Che questo cominci ad accadere negli Stati Uniti è clamoroso. L’avanzata della Monsanto e di altri colossi delle manipolazioni genetiche era stata implacabile fino in tempi recenti, al punto che l’anno scorso circa il 90% delle quattro maggiori derrate agricola Usa — mais, soya, canola e barbabietola da zucchero — erano il prodotto di sementi con gli Ogm. E sulla minoranza di coltivazioni convenzionali (certificate senza Ogm), quasi tutte servivano per rifornire mercati di esportazione “prevenuti”, come quello europeo. Adesso, un altro moltiplicatore del cambiamento sta venendo dal fronte delle carni. Anche gli allevatori sono sotto pressione per fornire bistecche di manzo “libere” da Ogm: a loro volta chiedono foraggi e alimenti per il bestiame con quella certificazione di qualità.

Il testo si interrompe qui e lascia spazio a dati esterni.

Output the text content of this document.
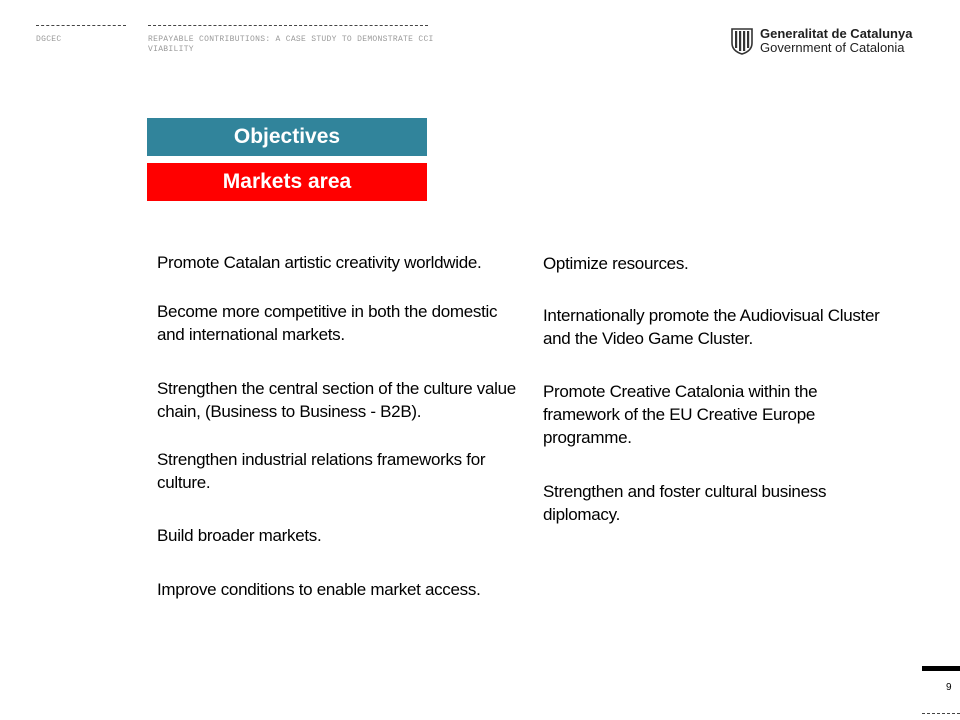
DGCEC	REPAYABLE CONTRIBUTIONS: A CASE STUDY TO DEMONSTRATE CCI VIABILITY
Generalitat de Catalunya
Government of Catalonia
Objectives
Markets area
Promote Catalan artistic creativity worldwide.
Become more competitive in both the domestic and international markets.
Strengthen the central section of the culture value chain, (Business to Business - B2B).
Strengthen industrial relations frameworks for culture.
Build broader markets.
Improve conditions to enable market access.
Optimize resources.
Internationally promote the Audiovisual Cluster and the Video Game Cluster.
Promote Creative Catalonia within the framework of the EU Creative Europe programme.
Strengthen and foster cultural business diplomacy.
9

Monsanto scopre di avere combattuto per molti anni la sua battaglia su un terreno non decisivo: la sua strategia consisteva nel produrre un fuoco di sbarramento di studi scientifici (spacciati come indipendenti, quasi sempre da lei finanziati) per dimostrare l’insussistenza di danni alla salute derivanti da Ogm. Ma questa è diventata una battaglia quasi marginale, di fronte al verdetto di una fascia di consumatori. Che adottano, istintivamente, un loro “principio di precauzione”. Per ora Monsanto può consolarsi con il fatto che la rivolta anti-Ogm è un fenomeno tipico dei consumatori più ricchi e avveduti sui mercati occidentali. Viceversa l’America latina continua ad essere uno sbocco eccellente per le sementi manipolate. Ma in un altro gigante emergente, la Cina, la Monsanto ha cominciato a incontrare difficoltà e resistenze. Un segnale in più, che l’atmosfera sta cambiando.